La prima uscita in assoluto a nome Pulp vede la luce nell’aprile 1983, nell’indifferenza pressoché totale. Jarvis e i suoi – in questo caso: Simon e David Hinkler (il primo militerà nei Mission), Wayne Furness, Peter Boam, Gary Wilson e sua sorella Saskia – sono i tipici pesci fuor d’acqua, anche se va detto che i semi di un certo songwriting fanno capolino qua e là (il simil Leonard Cohen con tanto cori femminili di Joking Aside, o le gentilezze Velvet Underground di My Lighthouse e la ritrovata Wishful Thinking). Inoltre il crooning Walker-iano del frontman si fa sentire – Blue Girls –, e gli arrangiamenti – su tutti la frizzante Love Love – denotano una ricercatezza e una varietà strumentale che fa tanto art school, tra sezioni di fiati, tastiere, percussioni e flauti.

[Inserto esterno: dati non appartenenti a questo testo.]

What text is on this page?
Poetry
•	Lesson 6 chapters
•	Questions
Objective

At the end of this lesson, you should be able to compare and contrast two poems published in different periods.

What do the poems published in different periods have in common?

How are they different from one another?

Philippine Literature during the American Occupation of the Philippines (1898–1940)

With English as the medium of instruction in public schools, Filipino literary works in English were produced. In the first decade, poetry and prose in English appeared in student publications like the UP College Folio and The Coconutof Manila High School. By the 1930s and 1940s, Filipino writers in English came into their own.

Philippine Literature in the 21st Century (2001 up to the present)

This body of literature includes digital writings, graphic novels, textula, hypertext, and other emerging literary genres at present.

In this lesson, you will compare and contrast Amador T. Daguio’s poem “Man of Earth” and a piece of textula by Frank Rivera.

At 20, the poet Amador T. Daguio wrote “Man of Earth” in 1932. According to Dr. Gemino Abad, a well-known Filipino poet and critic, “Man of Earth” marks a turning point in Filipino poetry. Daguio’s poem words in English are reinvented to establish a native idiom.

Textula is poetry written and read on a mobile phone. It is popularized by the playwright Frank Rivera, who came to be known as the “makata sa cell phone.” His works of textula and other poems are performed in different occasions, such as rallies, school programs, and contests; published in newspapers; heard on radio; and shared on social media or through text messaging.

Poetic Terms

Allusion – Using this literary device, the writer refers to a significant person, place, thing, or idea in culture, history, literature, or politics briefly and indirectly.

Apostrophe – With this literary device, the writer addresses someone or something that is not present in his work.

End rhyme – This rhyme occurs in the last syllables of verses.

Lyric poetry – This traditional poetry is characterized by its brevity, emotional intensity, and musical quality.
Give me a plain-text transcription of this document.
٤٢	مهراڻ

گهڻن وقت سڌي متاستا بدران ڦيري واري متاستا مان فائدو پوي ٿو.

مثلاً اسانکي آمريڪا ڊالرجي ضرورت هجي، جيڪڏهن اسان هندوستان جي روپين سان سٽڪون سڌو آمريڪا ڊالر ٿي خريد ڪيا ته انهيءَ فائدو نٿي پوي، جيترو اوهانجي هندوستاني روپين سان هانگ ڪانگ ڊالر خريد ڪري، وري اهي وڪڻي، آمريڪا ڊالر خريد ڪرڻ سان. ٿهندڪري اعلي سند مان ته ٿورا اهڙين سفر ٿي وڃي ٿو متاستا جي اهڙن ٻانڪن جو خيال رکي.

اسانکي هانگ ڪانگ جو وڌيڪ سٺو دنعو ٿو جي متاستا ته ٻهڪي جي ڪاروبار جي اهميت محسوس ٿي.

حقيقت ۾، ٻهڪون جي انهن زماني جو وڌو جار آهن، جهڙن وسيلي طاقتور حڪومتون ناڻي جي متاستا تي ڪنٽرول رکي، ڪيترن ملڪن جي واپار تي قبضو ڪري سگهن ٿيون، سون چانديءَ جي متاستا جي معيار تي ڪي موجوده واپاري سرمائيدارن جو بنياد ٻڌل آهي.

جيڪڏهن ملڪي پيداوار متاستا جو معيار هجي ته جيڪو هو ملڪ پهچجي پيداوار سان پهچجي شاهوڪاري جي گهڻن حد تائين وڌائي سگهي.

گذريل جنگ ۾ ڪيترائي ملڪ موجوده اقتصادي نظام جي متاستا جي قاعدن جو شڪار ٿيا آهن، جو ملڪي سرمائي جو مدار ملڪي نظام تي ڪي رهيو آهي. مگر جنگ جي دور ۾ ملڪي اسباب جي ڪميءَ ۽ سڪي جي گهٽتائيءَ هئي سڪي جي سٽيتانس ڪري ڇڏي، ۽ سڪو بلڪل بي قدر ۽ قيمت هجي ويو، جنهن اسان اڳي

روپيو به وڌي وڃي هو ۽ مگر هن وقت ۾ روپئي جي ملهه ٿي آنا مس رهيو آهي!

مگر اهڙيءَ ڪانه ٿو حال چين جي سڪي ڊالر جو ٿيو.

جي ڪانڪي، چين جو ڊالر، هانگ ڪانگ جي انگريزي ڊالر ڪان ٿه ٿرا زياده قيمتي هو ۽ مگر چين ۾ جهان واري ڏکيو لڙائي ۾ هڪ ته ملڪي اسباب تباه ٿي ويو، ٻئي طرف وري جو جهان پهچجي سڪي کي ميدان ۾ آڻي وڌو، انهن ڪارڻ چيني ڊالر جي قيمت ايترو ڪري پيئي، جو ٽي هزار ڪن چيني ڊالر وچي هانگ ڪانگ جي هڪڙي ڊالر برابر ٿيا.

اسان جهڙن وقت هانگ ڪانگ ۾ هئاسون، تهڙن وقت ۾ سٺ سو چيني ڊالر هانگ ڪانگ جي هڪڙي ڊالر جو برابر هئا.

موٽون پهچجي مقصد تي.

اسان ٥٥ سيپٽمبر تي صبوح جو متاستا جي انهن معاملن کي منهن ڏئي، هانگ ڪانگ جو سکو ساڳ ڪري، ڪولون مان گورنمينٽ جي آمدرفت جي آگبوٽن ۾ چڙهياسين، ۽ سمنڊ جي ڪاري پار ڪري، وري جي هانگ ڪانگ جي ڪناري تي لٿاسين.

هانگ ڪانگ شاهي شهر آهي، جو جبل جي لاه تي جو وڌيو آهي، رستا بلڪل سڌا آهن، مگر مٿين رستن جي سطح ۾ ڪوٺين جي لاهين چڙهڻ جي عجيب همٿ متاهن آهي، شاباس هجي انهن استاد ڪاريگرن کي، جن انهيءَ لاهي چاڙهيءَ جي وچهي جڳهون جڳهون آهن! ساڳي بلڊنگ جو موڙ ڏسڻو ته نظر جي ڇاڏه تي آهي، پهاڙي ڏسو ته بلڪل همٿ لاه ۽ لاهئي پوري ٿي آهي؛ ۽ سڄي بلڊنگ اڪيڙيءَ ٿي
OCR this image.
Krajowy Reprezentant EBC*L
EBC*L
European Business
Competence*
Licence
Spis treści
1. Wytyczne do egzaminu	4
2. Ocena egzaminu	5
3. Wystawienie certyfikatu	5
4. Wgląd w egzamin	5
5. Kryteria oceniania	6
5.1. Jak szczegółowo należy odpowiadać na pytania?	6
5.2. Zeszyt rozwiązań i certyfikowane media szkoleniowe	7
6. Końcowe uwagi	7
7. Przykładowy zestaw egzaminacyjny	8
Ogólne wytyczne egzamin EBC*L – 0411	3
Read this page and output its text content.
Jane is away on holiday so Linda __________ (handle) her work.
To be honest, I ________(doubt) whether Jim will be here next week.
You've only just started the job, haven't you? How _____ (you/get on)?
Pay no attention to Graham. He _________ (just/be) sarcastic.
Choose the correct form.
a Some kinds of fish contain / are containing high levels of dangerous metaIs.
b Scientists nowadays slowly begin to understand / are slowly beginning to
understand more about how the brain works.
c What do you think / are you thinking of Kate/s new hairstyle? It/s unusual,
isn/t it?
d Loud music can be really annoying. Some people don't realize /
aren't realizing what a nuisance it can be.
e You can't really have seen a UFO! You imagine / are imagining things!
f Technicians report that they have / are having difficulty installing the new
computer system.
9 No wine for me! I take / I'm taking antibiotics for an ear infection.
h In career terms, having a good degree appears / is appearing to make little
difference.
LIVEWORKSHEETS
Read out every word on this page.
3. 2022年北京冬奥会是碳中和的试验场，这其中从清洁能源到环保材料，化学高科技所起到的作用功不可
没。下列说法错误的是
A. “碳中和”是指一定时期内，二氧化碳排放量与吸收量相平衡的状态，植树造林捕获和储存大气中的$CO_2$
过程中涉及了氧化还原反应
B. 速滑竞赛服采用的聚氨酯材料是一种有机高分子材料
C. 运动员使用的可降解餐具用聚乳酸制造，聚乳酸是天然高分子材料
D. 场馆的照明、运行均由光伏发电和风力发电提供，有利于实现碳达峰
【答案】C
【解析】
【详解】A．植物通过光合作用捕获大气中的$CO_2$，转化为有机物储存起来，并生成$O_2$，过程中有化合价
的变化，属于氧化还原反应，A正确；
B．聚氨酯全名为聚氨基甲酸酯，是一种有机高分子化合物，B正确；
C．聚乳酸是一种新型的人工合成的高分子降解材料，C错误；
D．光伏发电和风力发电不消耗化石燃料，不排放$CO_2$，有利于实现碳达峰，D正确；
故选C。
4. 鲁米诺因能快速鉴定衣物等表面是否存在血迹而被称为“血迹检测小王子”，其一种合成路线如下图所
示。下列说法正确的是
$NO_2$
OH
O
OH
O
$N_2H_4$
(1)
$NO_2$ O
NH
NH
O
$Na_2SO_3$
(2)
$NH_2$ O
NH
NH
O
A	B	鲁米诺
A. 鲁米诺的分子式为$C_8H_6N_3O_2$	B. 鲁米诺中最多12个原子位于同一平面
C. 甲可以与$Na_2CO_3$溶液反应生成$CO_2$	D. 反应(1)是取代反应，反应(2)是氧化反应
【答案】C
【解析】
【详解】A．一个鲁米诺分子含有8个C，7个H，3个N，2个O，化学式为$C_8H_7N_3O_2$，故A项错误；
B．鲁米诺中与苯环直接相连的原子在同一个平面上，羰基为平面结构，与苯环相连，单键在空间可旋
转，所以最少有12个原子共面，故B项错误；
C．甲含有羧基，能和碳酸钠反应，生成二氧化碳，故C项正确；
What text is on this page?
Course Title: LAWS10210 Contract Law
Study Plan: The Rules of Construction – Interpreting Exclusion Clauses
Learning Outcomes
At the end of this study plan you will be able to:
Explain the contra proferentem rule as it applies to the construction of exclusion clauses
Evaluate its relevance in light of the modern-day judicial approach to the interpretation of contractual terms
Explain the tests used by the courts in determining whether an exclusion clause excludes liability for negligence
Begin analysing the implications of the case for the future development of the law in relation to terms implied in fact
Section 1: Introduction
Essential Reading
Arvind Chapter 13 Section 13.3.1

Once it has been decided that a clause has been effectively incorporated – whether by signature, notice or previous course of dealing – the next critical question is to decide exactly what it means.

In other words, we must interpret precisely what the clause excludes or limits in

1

It non va comunque aldilà di un ingenuo folk pop, che col senno di poi suona giocoforza fuori contesto in una scena allora dominata da synth pop e new romantic; viene da dire che, fosse uscito nell’era dei Belle And Sebastian, se ne sarebbe parlato come una piccola gemma, pur con tutti i suoi difetti da opera prima, anzi primissima. (6.5/10)

Il punto è che il progetto ha basi tutt’altro che stabili e infatti, dopo la successiva pubblicazione del 45 goffamente ruffiano Everybody’s Problem (tentativo – fallito, vivaddio – del produttore Tony Perrin di fare suonare i Nostri come i Wham!…), Jarvis si rende conto che non è quella la direzione che vuol prendere, tanto più che la labile line-up di compagni di college si dissolve quasi subito. Si tiene così occupato in side projects con nomi improbabili tipo Heroes Of The Beach, Repressive Minority, Michael’s Foot e Jarvis Cocker Explosion Experience; nel frattempo entra in contatto un losco ceffo artistoide rispondente al nome di Russell Senior, che qualche anno prima aveva recensito uno show dei Pulp in una sua fanzine.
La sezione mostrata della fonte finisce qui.